I had heard a great deal about this superfood, so I decided to try it out for myself. I reluctantly bought a tiny 4 oz. bag from my local health food store for about $6, not knowing what to expect. If you’ve ever tried an unsweetened carob chip, another substitute for traditional chocolate, you’d understand my apprehension. Much to my surprise, these nibs are all different sizes and look kind of like tiny pebbles. They taste much like a bittersweet chocolate would, and some even compare them to the flavor of a coffee bean. Health-wise they are in their own field.

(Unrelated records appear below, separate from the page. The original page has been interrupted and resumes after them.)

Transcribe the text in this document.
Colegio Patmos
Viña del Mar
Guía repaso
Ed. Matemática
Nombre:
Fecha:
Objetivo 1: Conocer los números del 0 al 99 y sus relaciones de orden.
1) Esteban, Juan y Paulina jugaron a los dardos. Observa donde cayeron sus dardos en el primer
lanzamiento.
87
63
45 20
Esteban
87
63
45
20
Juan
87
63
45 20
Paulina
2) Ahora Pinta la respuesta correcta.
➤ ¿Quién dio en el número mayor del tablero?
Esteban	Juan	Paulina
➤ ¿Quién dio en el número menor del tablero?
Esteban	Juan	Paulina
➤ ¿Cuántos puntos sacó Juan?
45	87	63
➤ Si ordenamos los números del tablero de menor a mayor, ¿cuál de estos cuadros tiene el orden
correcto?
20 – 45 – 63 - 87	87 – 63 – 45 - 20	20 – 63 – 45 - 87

Raw cacao nibs have more antioxidants than any other food – 4x the antioxidants in green tea, according to livesuperfoods.com! They raise your levels of seratonin and endorphins, and they are filled with fiber, calcium and iron. Chocolate is made from the same bean but will have added sugars, fat and calories.

People who use cacao nibs find a variety of uses for them. Many find they provide some much needed energy in the morning. Instead of a cup of coffee, they’ll sprinkle cacao nibs on fruit or mix them into a smoothie. I personally like eating a handful of them plain as my dessert to fulfill my sweet cravings. While they do contain a good amount of fat, it is a healthy fat from a natural food.

It turns out you can even bake with them. I was surprised to find that they do not melt at all and keep their crunch, much like a nut. If you want to add a chocolate flavoring to something or melt down your cacao nibs, most recommend grinding them into a powder. Mix them into a trail mix or use them as an ice cream topping. If you’re going to eat ice cream this summer, you might as well get some antioxidants out of it.